Performance analysis of a MC DS CDMA wireless communication system in presence of timing jitter over rayleigh fading channel

Abstract

Multi carrier direct sequence code division multiple access (MC DS CDMA) technique, which is a combination of orthogonal frequency division multiplexing (OFDM) and code division multiple access (CDMA) has been considered as an important technique for the future generation wireless communication systems due to its bandwidth efficiency, frequency diversity and immunity to channel dispersion. OFDM has already been employed in many areas, such as digital audio and video broadcasting, wireless local/metropolitan area networks and asynchronous digital subscriber lines (ADSL). Leveraging the multiple access capability of CDMA, the MC DS CDMA technique is an important enhancement to OFDM. Nevertheless, a major drawback of the MC DS CDMA system is the high sensitivity to timing errors between transmitter and receiver due to the use of a large number of carriers and the superposition of signals and multiple users. In this thesis, the expression of the signal power, multiple access interference (MAI) power in presence of timing jitter over a Rayleigh fading channel for MC DS CDMA wireless system is formulated which is used to determine the signal to interference noise ratio (SINR), average bit error rate (BER) and power penalty at the output with and without Rake Receiver.

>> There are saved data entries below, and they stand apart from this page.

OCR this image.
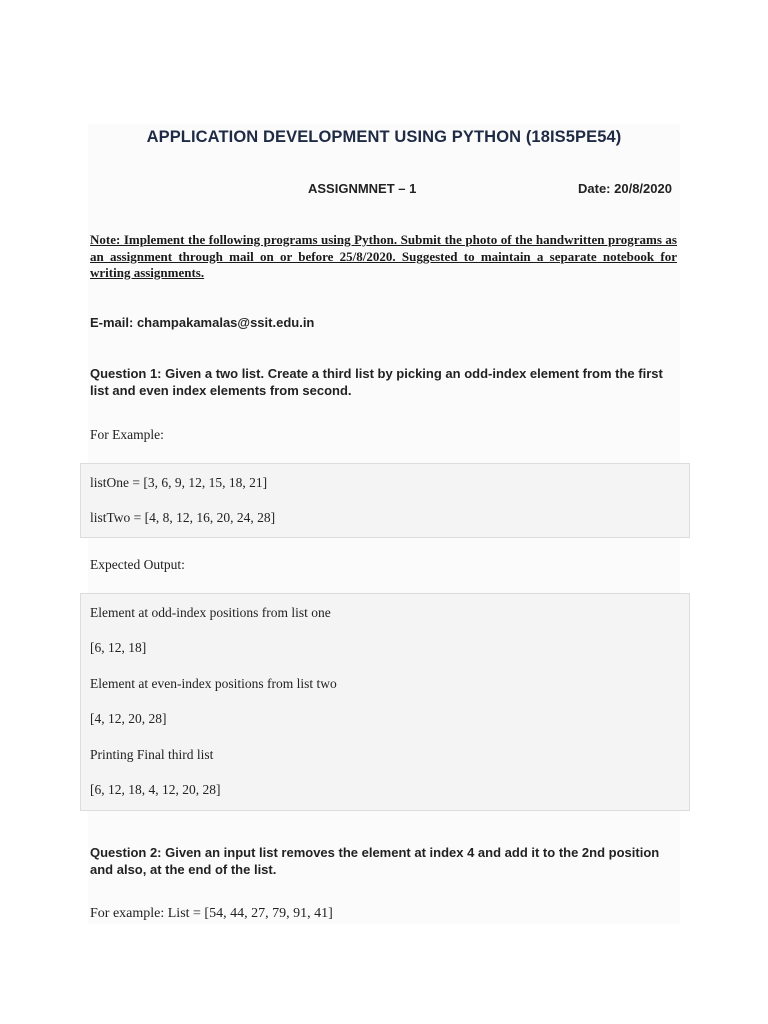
APPLICATION DEVELOPMENT USING PYTHON (18IS5PE54)
ASSIGNMNET – 1	Date: 20/8/2020
Note: Implement the following programs using Python. Submit the photo of the handwritten programs as an assignment through mail on or before 25/8/2020. Suggested to maintain a separate notebook for writing assignments.
E-mail: champakamalas@ssit.edu.in
Question 1: Given a two list. Create a third list by picking an odd-index element from the first list and even index elements from second.
For Example:
listOne = [3, 6, 9, 12, 15, 18, 21]
listTwo = [4, 8, 12, 16, 20, 24, 28]
Expected Output:
Element at odd-index positions from list one
[6, 12, 18]
Element at even-index positions from list two
[4, 12, 20, 28]
Printing Final third list
[6, 12, 18, 4, 12, 20, 28]
Question 2: Given an input list removes the element at index 4 and add it to the 2nd position and also, at the end of the list.
For example: List = [54, 44, 27, 79, 91, 41]
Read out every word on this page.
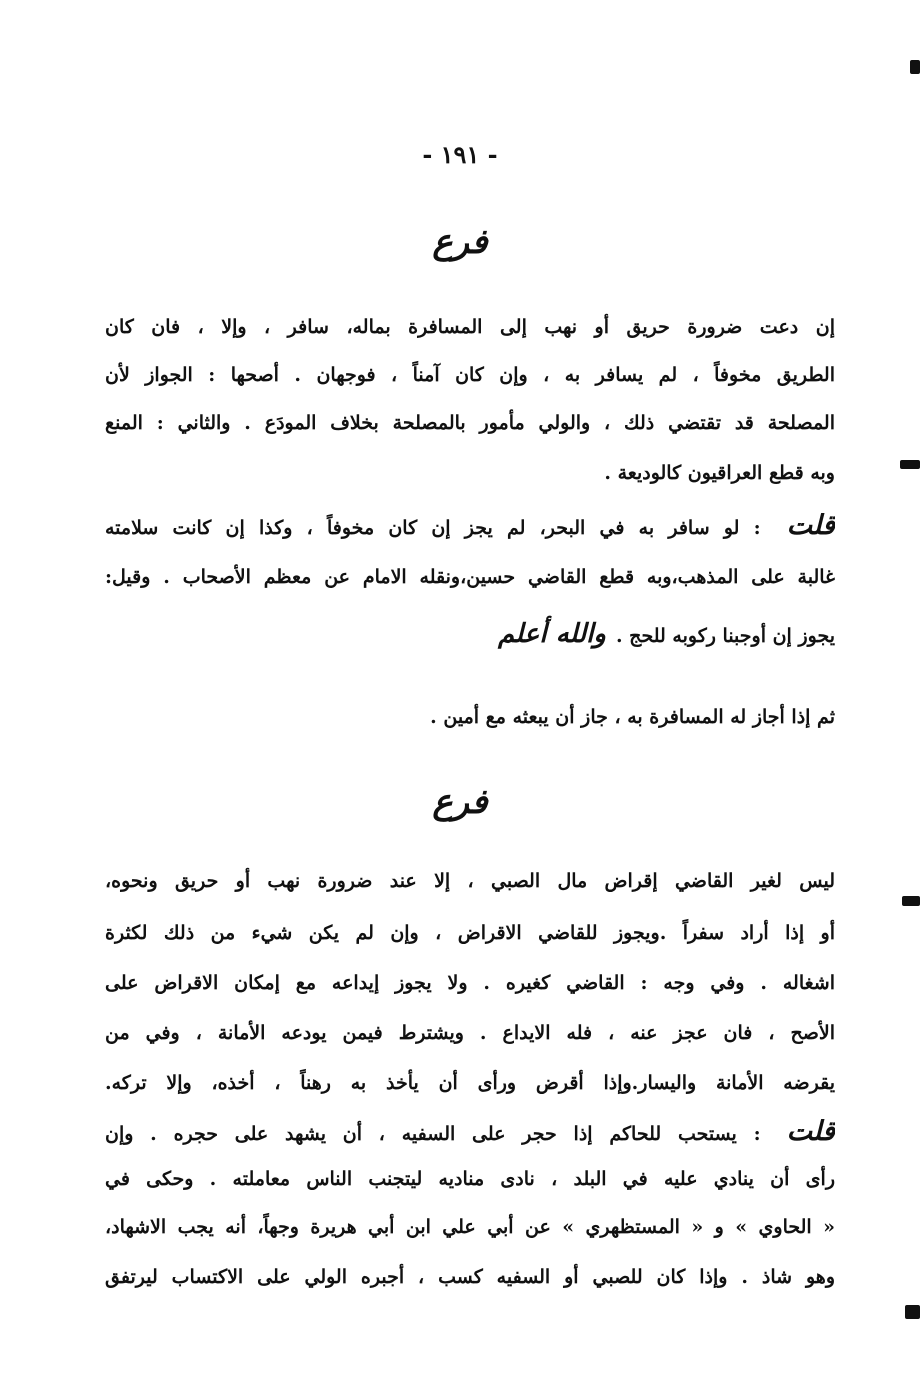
- ١٩١ -
فرع
إن دعت ضرورة حريق أو نهب إلى المسافرة بماله، سافر ، وإلا ، فان كان
الطريق مخوفاً ، لم يسافر به ، وإن كان آمناً ، فوجهان . أصحها : الجواز لأن
المصلحة قد تقتضي ذلك ، والولي مأمور بالمصلحة بخلاف المودَع . والثاني : المنع
وبه قطع العراقيون كالوديعة .
قلت: لو سافر به في البحر، لم يجز إن كان مخوفاً ، وكذا إن كانت سلامته
غالبة على المذهب،وبه قطع القاضي حسين،ونقله الامام عن معظم الأصحاب . وقيل:
يجوز إن أوجبنا ركوبه للحج .والله أعلم
ثم إذا أجاز له المسافرة به ، جاز أن يبعثه مع أمين .
فرع
ليس لغير القاضي إقراض مال الصبي ، إلا عند ضرورة نهب أو حريق ونحوه،
أو إذا أراد سفراً .ويجوز للقاضي الاقراض ، وإن لم يكن شيء من ذلك لكثرة
اشغاله . وفي وجه : القاضي كغيره . ولا يجوز إيداعه مع إمكان الاقراض على
الأصح ، فان عجز عنه ، فله الايداع . ويشترط فيمن يودعه الأمانة ، وفي من
يقرضه الأمانة واليسار.وإذا أقرض ورأى أن يأخذ به رهناً ، أخذه، وإلا تركه.
قلت: يستحب للحاكم إذا حجر على السفيه ، أن يشهد على حجره . وإن
رأى أن ينادي عليه في البلد ، نادى مناديه ليتجنب الناس معاملته . وحكى في
« الحاوي » و « المستظهري » عن أبي علي ابن أبي هريرة وجهاً، أنه يجب الاشهاد،
وهو شاذ . وإذا كان للصبي أو السفيه كسب ، أجبره الولي على الاكتساب ليرتفق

The average bit error rate (BER) is determined in terms of different system parameters and optimum system design parameters are evaluated for a given timing jitter variance. The analytical approach is further carried out for a MC OFDM DS CDMA system considering a Rake Receiver. The analysis is developed to find the probability density function (pdf) at the output of maximal ratio combining (MRC) receiver combiner considering combined influence of fading and timing jitter. The performance results are evaluated numerically in terms of BER and required power penalty considering system parameters like number of users, number of sub-carriers. The result shows significant deterioration in performance parameters due to fading. For a given power penalty at a fixed BER, how the allowable jitter variance is influenced by the number of users has also been represented. Moreover, numerical results show that the inclusion of Rake Receiver combats the limitations imposed by timing jitter by reducing the BER and power penalty.